The security vulnerability, Stagefright, provides attackers access to all personal information on the phone, tracking of its user and remote control of the device’s microphone and video camera, as well as any photos or financial transactions processed by the device.
The fact that a billion of anything could be hacked with a text message should give us some perspective on just what becomes possible when billions of new IoT computers are connected to the global information grid. What if a similar flaw had affected a million cars, or pacemakers, or power plants?
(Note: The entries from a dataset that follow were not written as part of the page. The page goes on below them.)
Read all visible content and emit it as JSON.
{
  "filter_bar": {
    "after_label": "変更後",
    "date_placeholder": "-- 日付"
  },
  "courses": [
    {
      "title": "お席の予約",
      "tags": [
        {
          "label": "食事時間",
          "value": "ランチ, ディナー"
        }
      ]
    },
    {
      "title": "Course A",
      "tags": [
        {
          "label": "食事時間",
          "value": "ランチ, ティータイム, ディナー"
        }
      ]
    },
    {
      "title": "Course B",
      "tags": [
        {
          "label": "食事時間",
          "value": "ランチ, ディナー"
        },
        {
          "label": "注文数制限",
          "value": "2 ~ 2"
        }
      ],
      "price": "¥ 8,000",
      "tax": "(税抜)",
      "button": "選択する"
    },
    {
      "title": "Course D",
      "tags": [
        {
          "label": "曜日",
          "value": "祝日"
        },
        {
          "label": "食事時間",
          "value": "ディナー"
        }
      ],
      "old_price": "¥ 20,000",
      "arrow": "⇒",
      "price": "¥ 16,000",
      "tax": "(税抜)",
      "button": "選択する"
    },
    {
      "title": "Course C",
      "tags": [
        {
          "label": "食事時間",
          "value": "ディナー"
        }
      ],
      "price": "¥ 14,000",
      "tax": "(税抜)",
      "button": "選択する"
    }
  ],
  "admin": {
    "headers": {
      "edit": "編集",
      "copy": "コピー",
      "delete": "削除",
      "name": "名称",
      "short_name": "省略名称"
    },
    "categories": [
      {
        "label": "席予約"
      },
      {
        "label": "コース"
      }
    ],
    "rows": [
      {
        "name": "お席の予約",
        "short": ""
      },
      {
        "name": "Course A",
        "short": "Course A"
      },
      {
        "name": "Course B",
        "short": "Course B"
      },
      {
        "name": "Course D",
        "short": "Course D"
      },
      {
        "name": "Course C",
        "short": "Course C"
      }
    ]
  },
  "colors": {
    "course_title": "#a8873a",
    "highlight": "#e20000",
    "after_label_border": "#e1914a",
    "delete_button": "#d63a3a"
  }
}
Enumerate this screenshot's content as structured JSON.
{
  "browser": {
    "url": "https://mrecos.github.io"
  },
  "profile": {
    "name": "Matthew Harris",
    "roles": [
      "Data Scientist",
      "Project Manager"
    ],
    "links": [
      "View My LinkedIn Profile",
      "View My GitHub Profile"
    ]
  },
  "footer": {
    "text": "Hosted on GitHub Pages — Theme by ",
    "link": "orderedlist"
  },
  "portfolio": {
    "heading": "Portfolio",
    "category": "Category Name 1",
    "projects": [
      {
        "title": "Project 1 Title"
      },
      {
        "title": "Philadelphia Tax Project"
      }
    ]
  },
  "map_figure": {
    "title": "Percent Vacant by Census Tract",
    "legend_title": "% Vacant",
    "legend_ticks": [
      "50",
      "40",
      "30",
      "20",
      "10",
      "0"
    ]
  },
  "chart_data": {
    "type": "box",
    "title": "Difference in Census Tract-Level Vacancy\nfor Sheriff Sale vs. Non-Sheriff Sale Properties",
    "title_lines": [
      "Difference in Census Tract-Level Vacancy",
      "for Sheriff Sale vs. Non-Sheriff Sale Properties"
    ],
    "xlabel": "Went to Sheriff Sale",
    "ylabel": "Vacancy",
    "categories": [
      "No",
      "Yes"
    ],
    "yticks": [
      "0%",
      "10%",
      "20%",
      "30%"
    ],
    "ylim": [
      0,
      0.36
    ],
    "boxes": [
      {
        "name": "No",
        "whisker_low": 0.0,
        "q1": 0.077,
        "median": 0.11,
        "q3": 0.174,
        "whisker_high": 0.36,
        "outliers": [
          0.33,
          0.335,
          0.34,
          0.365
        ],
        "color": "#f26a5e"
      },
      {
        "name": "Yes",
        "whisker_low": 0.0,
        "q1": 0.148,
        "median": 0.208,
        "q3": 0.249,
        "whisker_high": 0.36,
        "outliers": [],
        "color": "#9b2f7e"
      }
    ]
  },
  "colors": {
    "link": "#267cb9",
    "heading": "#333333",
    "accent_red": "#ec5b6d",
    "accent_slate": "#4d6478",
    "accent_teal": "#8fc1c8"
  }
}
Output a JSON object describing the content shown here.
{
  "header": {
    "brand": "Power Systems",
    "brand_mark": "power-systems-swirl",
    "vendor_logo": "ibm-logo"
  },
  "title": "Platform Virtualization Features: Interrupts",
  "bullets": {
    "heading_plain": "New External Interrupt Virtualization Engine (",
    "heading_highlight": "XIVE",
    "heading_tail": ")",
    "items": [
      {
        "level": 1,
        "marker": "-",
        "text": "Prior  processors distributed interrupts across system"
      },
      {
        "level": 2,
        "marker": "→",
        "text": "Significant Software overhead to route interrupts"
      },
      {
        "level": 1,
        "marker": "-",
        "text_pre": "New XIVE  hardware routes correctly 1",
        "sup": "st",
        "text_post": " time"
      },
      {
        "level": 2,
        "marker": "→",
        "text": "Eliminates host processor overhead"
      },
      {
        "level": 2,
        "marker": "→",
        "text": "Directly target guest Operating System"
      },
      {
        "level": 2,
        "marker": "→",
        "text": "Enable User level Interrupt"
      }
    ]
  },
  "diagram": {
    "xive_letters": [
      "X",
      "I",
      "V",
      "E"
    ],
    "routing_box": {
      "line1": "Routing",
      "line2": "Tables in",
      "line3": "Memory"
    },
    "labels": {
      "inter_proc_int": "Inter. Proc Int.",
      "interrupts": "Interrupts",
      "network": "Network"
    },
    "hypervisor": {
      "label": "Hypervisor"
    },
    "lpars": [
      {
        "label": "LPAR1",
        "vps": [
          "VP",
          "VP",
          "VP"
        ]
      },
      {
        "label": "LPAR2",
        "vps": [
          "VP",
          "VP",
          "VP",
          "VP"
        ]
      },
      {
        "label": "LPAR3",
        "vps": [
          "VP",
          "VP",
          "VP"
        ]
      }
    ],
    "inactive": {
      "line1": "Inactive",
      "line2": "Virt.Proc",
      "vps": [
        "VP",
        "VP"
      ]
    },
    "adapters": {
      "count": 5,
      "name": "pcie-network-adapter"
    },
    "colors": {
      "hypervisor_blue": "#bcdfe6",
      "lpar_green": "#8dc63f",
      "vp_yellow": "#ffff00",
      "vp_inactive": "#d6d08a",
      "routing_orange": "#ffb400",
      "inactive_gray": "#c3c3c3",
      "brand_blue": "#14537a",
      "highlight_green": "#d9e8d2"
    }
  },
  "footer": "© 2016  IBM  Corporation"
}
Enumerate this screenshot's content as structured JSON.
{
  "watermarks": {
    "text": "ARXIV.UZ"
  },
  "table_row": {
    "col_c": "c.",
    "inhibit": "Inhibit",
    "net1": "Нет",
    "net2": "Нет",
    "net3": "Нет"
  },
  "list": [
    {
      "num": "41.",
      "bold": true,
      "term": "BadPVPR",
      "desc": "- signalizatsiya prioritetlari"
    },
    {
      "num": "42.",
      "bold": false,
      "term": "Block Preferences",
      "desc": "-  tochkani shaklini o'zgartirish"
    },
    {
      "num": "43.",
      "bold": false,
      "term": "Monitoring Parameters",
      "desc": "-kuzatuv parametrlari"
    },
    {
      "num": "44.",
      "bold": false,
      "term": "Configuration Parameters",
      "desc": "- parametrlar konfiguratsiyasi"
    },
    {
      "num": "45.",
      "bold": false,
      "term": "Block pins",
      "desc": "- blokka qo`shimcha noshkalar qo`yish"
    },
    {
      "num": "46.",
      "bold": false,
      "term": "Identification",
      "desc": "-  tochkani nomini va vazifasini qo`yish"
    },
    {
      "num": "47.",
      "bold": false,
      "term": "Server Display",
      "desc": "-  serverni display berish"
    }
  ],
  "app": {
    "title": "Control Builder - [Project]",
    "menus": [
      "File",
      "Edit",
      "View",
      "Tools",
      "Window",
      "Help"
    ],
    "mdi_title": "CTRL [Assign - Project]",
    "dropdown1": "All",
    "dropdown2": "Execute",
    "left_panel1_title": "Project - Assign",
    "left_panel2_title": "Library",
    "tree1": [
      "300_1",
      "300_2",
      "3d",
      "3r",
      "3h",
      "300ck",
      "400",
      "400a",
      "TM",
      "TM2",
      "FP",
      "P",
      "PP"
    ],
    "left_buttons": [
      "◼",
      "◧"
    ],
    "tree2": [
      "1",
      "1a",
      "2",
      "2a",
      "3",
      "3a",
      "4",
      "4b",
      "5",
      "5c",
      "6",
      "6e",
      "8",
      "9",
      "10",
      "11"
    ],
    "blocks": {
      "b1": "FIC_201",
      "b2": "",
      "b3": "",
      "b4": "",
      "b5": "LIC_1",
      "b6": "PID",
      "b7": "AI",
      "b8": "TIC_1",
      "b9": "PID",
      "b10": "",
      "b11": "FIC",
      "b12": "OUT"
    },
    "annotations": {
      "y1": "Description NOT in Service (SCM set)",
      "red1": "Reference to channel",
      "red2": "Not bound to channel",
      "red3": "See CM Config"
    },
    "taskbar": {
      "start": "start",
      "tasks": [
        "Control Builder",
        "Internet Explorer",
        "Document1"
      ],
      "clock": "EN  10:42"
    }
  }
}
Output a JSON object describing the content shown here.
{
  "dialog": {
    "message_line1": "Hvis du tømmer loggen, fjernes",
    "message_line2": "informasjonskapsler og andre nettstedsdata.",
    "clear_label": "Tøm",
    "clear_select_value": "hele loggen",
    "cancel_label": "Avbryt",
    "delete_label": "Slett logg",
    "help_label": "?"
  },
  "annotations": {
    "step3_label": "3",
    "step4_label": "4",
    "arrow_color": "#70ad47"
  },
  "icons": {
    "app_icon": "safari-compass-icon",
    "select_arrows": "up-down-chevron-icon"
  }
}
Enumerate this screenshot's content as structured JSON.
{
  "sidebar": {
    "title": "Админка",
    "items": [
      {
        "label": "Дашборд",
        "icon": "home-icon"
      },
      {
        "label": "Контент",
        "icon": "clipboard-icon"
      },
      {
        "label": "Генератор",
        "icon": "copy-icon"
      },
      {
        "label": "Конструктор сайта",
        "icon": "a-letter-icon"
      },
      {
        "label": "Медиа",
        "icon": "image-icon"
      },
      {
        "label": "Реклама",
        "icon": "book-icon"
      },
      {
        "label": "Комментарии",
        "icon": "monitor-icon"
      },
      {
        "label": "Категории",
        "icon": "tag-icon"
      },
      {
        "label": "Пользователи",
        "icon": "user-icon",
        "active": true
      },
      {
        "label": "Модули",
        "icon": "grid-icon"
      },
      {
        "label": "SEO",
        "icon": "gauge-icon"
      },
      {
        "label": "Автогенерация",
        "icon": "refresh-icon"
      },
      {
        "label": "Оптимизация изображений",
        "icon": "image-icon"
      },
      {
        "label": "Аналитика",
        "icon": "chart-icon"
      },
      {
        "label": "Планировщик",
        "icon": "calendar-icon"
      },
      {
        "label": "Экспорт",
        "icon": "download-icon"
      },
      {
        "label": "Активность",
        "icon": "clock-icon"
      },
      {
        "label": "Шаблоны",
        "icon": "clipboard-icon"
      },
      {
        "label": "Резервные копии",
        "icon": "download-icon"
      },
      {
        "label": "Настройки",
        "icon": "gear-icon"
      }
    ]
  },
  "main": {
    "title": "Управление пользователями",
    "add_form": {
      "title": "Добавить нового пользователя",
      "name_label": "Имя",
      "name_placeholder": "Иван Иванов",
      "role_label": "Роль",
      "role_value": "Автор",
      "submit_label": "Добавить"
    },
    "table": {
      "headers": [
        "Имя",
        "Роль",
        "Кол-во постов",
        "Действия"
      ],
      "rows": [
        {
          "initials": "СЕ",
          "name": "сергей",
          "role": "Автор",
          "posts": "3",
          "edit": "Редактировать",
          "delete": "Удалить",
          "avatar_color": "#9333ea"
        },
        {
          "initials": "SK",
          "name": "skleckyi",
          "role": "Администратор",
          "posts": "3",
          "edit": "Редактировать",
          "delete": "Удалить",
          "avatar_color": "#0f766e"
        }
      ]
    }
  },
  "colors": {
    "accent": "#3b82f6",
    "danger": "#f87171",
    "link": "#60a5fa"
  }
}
In 2016, fundamental IoT device insecurity means that there will be an ever-expanding “threat surface-area” for hackers to exploit. Nowhere are these effects more worrisome than when it comes to national critical infrastructure — bridges, tunnels, power plants, water-treatment facilities, hospitals, emergency services, financial markets and transport nowadays are all run by computers.
The threat isn’t just from state actors, such as the infamous Stuxnet worm that crippled the Iranian nuclear enrichment facility in Natanz; today the tools for attack are becoming commoditised. The growing interconnections between traditional information systems and the IoT mean cybercriminals can attack buildings, railway systems and chemical storage facilities.
In Germany, hackers recently used a phishing email scam to infect the business information systems of a large national steel mill. Once inside the company’s IT infrastructure, hackers wound their way into the firm’s operational technology at the plant, causing an enormous blast furnace to overheat and explode.
When cybercrime goes 3D, bits and bytes can be manipulated to move atoms. In effect, our machines can be turned against us. Though we’ve wired the world, we’ve failed to secure it.
Of course, things needn’t be this way. IoT security has been an afterthought — to say nothing of the draconian privacy implications of having all the things around us constantly reporting on our every movement, word and action. Individuals must take back control of their devices and demand more transparency from manufacturers. The time to think about our technological security is not after we connect 200 billion insecure new computers of all shapes and sizes to the internet, but before.
Security, safety and privacy must be engineered during the earliest phases of an object’s development cycle, including its firmware, hardware and software. The cost of not doing so is simply too high for society. Ignore these important steps and the internet of things may prove to be nothing more than the internet of things to be hacked.